How should I decide the decision-threshold in a classification built using stacked ensemble classifier I am attempting a stacked ensemble model to achieve binary classification for the first time.
Should the decision threshold be

*

*One for which I receive max F1 score (assuming F1 score drives the threshold value and not the other way round)


*Should be based on the business goal of the classification problem and is a question to be answered outside of the model building exercise


*Can be based on either sensitivity or specificity whichever is more important to the problem being solved through classification. My problem is less critical towards False Positives (to some extent) as long as there are no False Negatives.


*None of the above
Also considering this is a stacked ensemble, should I even be worried about the F1 scores of the base learners (each base learner algo might have a different threshold that achieves max F1 score ?)
 A: There are two things to separate here:

*

*The metric

*The threshold

You should choose the metric based on business goals. If you need a good balance between precision and recall, F1 is a good choice; though as I mention in my answer to this similar question I have found models that optimize logloss tend to be more robust when released into the wild.
For the threshold, the tricky bit is assuming the best threshold for your chosen metric on your training data will be the best on your test data (or, more importantly, in production).
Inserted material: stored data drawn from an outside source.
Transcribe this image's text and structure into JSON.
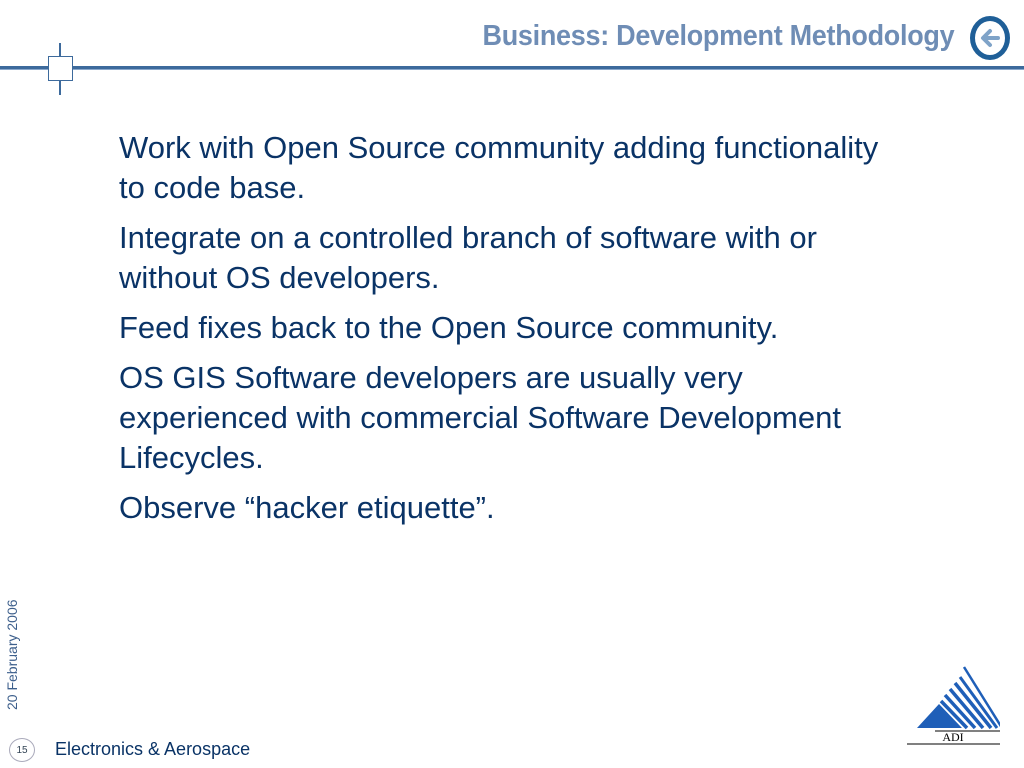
{
  "header": {
    "title": "Business: Development Methodology",
    "back_icon": "back-arrow-circle-icon"
  },
  "content": {
    "bullets": [
      {
        "lines": [
          "Work with Open Source community adding functionality",
          "to code base."
        ]
      },
      {
        "lines": [
          "Integrate on a controlled branch of software with or",
          "without OS developers."
        ]
      },
      {
        "lines": [
          "Feed fixes back to the Open Source community."
        ]
      },
      {
        "lines": [
          "OS GIS Software developers are usually very",
          "experienced with commercial Software Development",
          "Lifecycles."
        ]
      },
      {
        "lines": [
          "Observe “hacker etiquette”."
        ]
      }
    ]
  },
  "footer": {
    "date": "20 February 2006",
    "page_number": "15",
    "division": "Electronics & Aerospace",
    "logo_text": "ADI"
  },
  "colors": {
    "title": "#6f8db5",
    "text": "#0a3366",
    "rule": "#3d6a9c",
    "logo": "#1f5fb8"
  }
}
You can plot the performance at every threshold to get a feel for how sensitive it is; the ideal is a broad flat top, as it means the choice of the threshold does not matter too much.
For models based on a time series, where e.g. train data is the older 90%, and test data is the newest 10%, I have used the average of the best threshold for each of train and test, as the value when putting the model into production. The thinking being I want to over-weight the more recent data.
For the last bit of your question, I'd treat the ensemble as a single model, when considering metric and threshold. (Though it can be tempting to make a small ensemble of models on top, that are each optimized for a different metric, or even threshold.)